Сознание Чернышова как бы остановилось. Он надеялся, что песня даст ответ на его мучительные вопросы, а она, снова возникнув, никаких ответов не дала, а только еще больше сдавила сердце от обостренного сознания — так же вот мучилась тогда Маша! Так же мучилась и так же умоляла: помоги, помоги, чтобы мне хоть чуточку полегче было!
Чернышовдолго, как ему казалось, лежал бездумно, без всякого движения. И ему не хотелось шевелиться, он боялся теперь думать о чем-то, ибо в уставшем мозгу гудела такая же боль, как в те минуты, когда он стоял на коленях в белой больничной палате перед Машиной кроватью. Но в мозгу все-таки шевелилось: отношения людей никогда не были простыми и легкими, всегда были, есть и будут покинутые, оставленные. Значит, такая вот боль, боль неразделенной любви извечна, потому народ и складывает о ней песни. Но как же все-таки эта боль преодолевается? Маша вот Дмитренко тоже ее преодолела, открылись ей все радости жизни, и она сейчас счастлива. Что же там песня, дает хоть на это ответ?

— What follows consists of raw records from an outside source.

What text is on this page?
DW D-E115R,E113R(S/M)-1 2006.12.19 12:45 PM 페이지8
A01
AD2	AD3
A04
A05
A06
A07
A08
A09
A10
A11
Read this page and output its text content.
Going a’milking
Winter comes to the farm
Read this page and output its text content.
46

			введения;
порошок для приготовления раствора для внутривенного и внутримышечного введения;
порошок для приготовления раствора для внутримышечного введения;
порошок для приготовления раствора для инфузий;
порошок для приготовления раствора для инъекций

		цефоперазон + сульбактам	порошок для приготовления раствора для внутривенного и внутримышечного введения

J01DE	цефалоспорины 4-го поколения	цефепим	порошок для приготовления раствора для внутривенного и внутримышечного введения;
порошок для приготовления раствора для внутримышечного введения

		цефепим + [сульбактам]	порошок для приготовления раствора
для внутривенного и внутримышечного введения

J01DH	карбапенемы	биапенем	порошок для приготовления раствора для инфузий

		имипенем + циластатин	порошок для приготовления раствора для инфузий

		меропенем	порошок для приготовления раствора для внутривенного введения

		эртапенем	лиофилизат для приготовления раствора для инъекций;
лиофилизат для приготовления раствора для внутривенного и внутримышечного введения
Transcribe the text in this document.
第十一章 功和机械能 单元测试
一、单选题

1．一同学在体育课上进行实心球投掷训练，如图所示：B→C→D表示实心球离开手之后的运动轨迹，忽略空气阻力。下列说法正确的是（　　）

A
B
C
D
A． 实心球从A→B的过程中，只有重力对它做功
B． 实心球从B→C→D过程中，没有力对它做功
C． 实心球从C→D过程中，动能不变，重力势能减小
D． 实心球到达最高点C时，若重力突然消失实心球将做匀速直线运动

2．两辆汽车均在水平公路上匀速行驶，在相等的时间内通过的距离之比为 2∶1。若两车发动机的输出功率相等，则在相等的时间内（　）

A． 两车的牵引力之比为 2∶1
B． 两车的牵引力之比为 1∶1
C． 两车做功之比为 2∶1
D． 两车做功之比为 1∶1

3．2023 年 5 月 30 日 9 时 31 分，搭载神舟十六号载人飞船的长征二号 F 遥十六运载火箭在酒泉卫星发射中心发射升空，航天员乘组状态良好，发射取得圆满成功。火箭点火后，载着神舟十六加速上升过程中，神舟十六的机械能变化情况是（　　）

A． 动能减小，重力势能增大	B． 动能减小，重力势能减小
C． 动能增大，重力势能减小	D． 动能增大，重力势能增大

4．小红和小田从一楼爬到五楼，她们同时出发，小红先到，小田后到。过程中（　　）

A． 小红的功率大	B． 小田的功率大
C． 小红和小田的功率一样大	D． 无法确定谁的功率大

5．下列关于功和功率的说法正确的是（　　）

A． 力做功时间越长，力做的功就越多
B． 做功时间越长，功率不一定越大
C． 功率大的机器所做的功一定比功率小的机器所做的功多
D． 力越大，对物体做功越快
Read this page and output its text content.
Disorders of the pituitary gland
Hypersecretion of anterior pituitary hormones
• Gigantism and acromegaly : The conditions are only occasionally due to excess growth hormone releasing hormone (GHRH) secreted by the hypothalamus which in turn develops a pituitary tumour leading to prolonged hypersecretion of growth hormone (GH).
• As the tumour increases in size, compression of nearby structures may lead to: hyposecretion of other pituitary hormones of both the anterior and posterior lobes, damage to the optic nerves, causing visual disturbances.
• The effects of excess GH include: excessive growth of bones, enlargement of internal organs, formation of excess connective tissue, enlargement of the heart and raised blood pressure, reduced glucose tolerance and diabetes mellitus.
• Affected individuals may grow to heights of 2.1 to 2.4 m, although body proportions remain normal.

Ответ песня дала. Он был настолько прост, что Чернышов, прославленный писатель, которого критики называли мудрым диалектиком, постигшим философию жизни двадцатого столетия, наделенный толкователями литературы правом исследовать и отображать подлинную духовность человека, ну, и как говорится, и так далее, стремительно поднялся и долго сидел на копне пахучей соломы теперь по-настоящему оглушенный. В голове звенел и звенел тот же голос, но теперь наполненный не безысходной тоской и болью, а просто грустью и сожалением о несложившейся судьбе, о несбывшемся счастье:
— Боль такую, дочь моя,
Не заворожить.
Как сумела полюбить,
Так сумей забыть.
Как же просто! И как все ясно, — думал и думал Чернышов, — «как сумела полюбить, так сумей забыть». Сердце от тоски разрывается только у некоторых птиц, говорят. У людей оно выдерживает, после всех таких переживаний и терзаний, иногда неконтролируемых поступков, как это было с той же Машей Дмитренко, человек становится мудрее, спокойнее, сильнее, хотя, может быть, что-то теряет в своей жизненном потенциале он сам или его потомство. И в песне ведь слышится грусть и сожаление не о несбывшемся счастье, а о не сложившейся судьбе. Песня оставляет надежду и даже рождает уверенность, что со временем все переменится, придет к обиженной жизнью девчонке новая любовь, определит и сложит ее женскую судьбу. Ах, боже мой, почему он, Чернышов, не композитор, какое он мог бы сейчас создать симфоническое произведение! Он еще где-то в прологе, где-то в самом начале сочинения отчетливо выразил бы предощущение грядущей сердечной — боли, ожидающей неразумное человечество, постепенно давал бы картины развивающейся жизни, вводил бы на фоне душевных страданий людей мотивы развития их высокой духовности, которая помогает справляться со всякими трудностями, в том числе и с сердечными страданиями, а в финале, как в этой вот песне, мощно зазвучала бы тема счастья, которое пека не наступило, но наступит! Конечно, можно эту тему решить и в литературном произведении, написать, скажем, еще одну повесть, которую станет хвалить и Сеня Куприк, и официальная критика, но все это будет не то, не то… Почему, почему он не композитор?!
Композитором Валентин Чернышов не был.
9
Возвращались с Борисенковых прудов молча, Чернышов был хмур, в машине не проронил ни одного слова, промолчал и на обеспокоенный вопрос Сапожникова: «Что с тобой, заболел, может?» — лишь махнул рукой — ничего, мол, так, хандра напала. Он отказался заехать на чашку чая к Сапожниковым, попросил отвезти его прямо в гостиницу и там, выйдя из машины, сказал Леониду Гавриловичу:
— Писатель, он всегда болен. Всегда… Извини, я пойду к себе. — И действительно болезненно улыбнулся: — Как выздоровлю — дам о себе знать.